Parokrotnie to się ubieramy, bo chłodno, to się rozbieramy – bo przyświeciło słońce. Wreszcie docieramy na grzbiet, idąc końcówkę małym, umierającym lodowcem – dodatkowo – przykrytym paskudną, białą płachtą. W ten sposób zabezpieczają go przed całkowitym stopieniem, co daje możliwość wcześniejszego zaczęcia sezonu narciarskiego. Otworzył się wspaniały widok na lodowiec Pers, same wierzchołki, takie jak Bernina czy Piz Palu w chmurach. Ale i tak jest pięknie. Po chwili docierają tu wszyscy. Patrzą na mapę, z której wynika, że już jesteśmy na ponad 3000 m. Teraz każdy robi co chce, niektórzy wypoczywają, ja po posiłku postanawiam iść na widoczny opodal Piz Trovat. Wygląda na niedostępny, ale tylko od strony lodowca – jest tu nawet ferrata dla klientów kolejki.

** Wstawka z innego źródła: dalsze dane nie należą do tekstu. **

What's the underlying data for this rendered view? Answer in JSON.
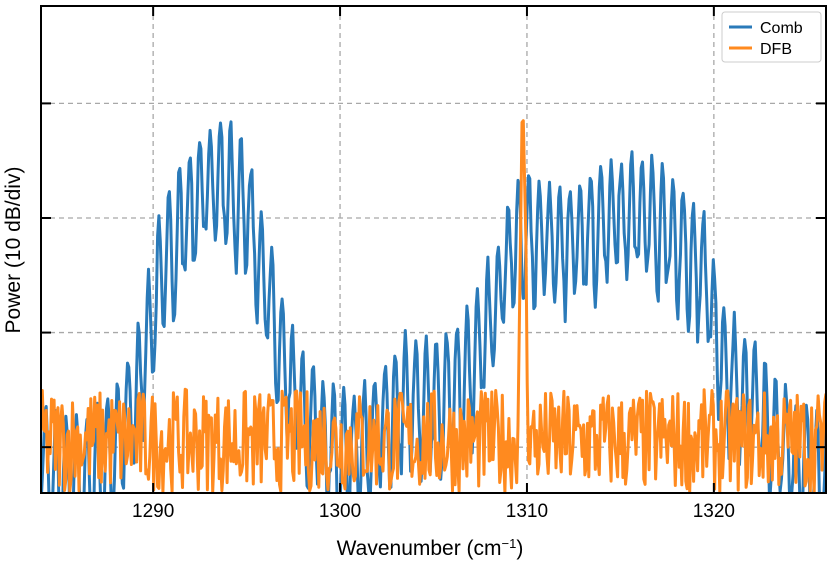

Ludzi nawet sporo, jak na Alpy. Sporo to znaczy może kilkadziesiąt, nie ma to nic wspólnego z tłokiem. Idę na lekko, zostawiam plecak pod pieczą córki. Po głazach dość szybko osiągam szczyt, z którego już schodzi mój towarzysz wyjazdu. Okazało się, że jestem na nim w idealnym momencie. Przez może 15 minut mam przejaśnienie, odsłaniają się Piz Palu i Cambrena. Bernina już nie była taka łaskawa i dziś jej nie zobaczyłem w pełnej okazałości. W słońcu jest powiedzmy 50% piękniej. Miłe pogawędki na szczycie – z Włochami, z Francuzką. Schodząc, postanawiam zaliczyć jeszcze jeden trzytysięcznik, niższy od Trovata – Saas Queder. Wychodzi na niego też moja córka z kuzynką. Tak, że wszyscy zaliczyli swoją wysoką górę. Niestety, chmury już zasłoniły okolicę.
Schodząc na przełęcz nagle zrobiło się wszędzie pusto, ludzie gdzieś zniknęli. Widząc zwiększające się zachmurzenie, też zaczynamy zejście. Robi się chłodno, podążamy w całkowitej chmurze, prawie zero widoczności. Zaczyna nawet lekko padać. To chyba dlatego ludzie uciekli kolejką w dół. Ale deszczyk lekki, nie zmokliśmy nawet. Docieramy lekko zmęczeni do auta. Ale w sumie góra nie należy do bardzo wymagających. Około 1100 metrów przewyższenia, a mamy widoki alpejskie pierwsza klasa! Wracając, widzimy, że w okolicy Sankt Morritz, czyli od północnej strony masywu jest mocno mokro, więc tam opady były większe. Wybór Piz Trovat okazał się najtrafniejszy tego dnia.